Accounting

Accountancy

Accountancy

Accountancy is the practice of recording, classifying and reporting on business transactions for a business. It is the measurement, processing, and communication of financial and non-financial information about economic entities such as businesses and corporations. It is the process of communicating financial information about a business entity to users such as shareholders and managers. Accounting, which has been called the “language of business”, measures the results of an organization’s economic activities and conveys this information to a variety of users, including investors, creditors, management, and regulators. Practitioners of accounting are known as accountants. The terms “accounting” and “financial reporting” are often used as synonyms. The definition of accountancy is the act of being in a professional field called “accounting,” which involves keeping track of financial records and doing taxes.

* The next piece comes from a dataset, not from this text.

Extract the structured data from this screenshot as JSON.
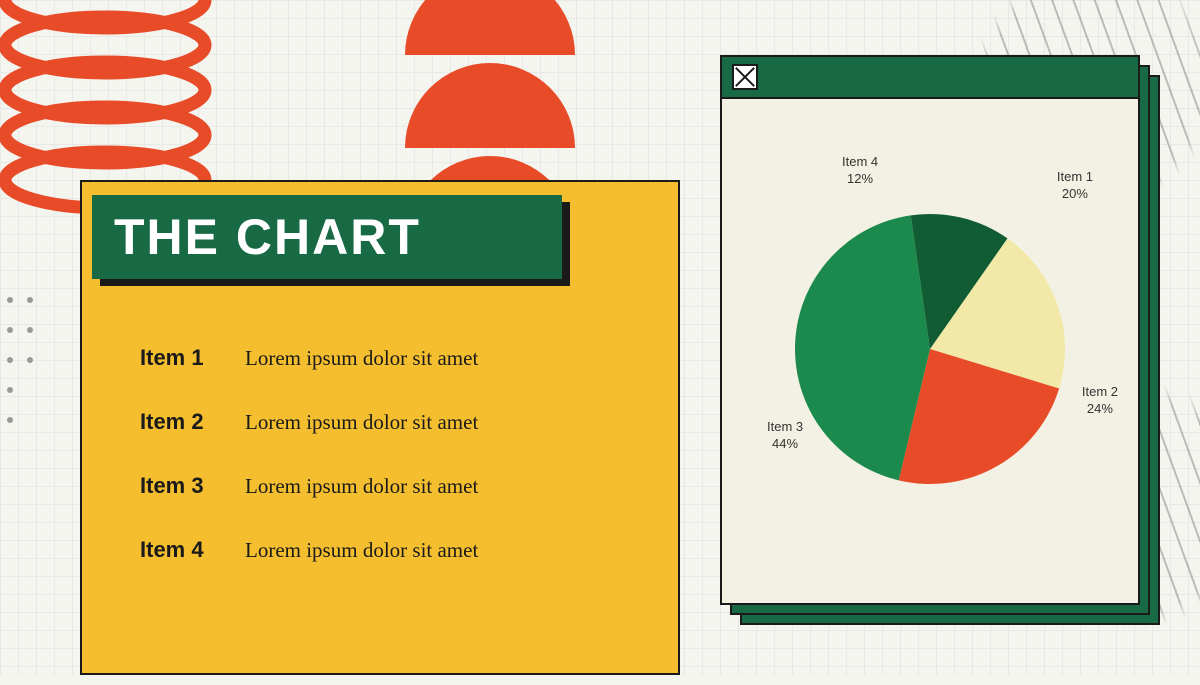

The principles of accountancy are applied to business entities in three divisions of practical art, named accounting, bookkeeping, and auditing. Accountancy is the process of managing the income and expenses of a business. It is the keeping or inspecting of commercial accounts; work of an accountant. The key accountancy tasks are noted below: Recordation, Classification, and Reporting.

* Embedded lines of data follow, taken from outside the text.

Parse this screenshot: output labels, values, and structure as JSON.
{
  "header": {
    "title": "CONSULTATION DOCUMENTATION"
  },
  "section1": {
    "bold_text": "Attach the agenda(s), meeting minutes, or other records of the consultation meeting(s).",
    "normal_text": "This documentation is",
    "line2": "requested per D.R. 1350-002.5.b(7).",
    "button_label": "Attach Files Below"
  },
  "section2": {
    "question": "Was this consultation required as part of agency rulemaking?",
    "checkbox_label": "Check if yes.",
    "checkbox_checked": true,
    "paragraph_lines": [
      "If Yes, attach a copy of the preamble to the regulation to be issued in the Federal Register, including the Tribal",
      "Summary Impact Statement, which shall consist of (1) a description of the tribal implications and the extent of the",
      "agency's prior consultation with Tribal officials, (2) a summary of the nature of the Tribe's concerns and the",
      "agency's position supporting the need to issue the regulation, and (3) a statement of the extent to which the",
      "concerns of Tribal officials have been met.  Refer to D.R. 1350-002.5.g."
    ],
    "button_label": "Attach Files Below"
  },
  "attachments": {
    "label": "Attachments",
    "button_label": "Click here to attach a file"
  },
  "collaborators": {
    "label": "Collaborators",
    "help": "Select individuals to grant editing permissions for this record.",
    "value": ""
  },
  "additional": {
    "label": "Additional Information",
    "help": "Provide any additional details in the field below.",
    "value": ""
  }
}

Accountancy is the profession or duties of an accountant. Although accounting has existed in various forms and levels sophistication throughout many human societies, the double-entry accounting system in use today was developed in medieval Europe, particularly in Venice, and is usually attributed to the Italian mathematician and Franciscan friar Luca Pacioli. Accountancy is the theory or practice of keeping financial accounts. Today, accounting is facilitated by accounting organizations such as standard-setters, accounting firms, and professional bodies. It provides feedback to management regarding the financial results and status of an organization. Financial statements are usually audited by accounting firms and are prepared in accordance with generally accepted accounting principles (GAAP). GAAP is set by various standard-setting organizations such as the Financial Accounting Standards Board (FASB) in the United States and the Financial Reporting Council in the United Kingdom. As of 2012, “all major economies” have plans to converge towards or adopt the International Financial Reporting Standards (IFRS).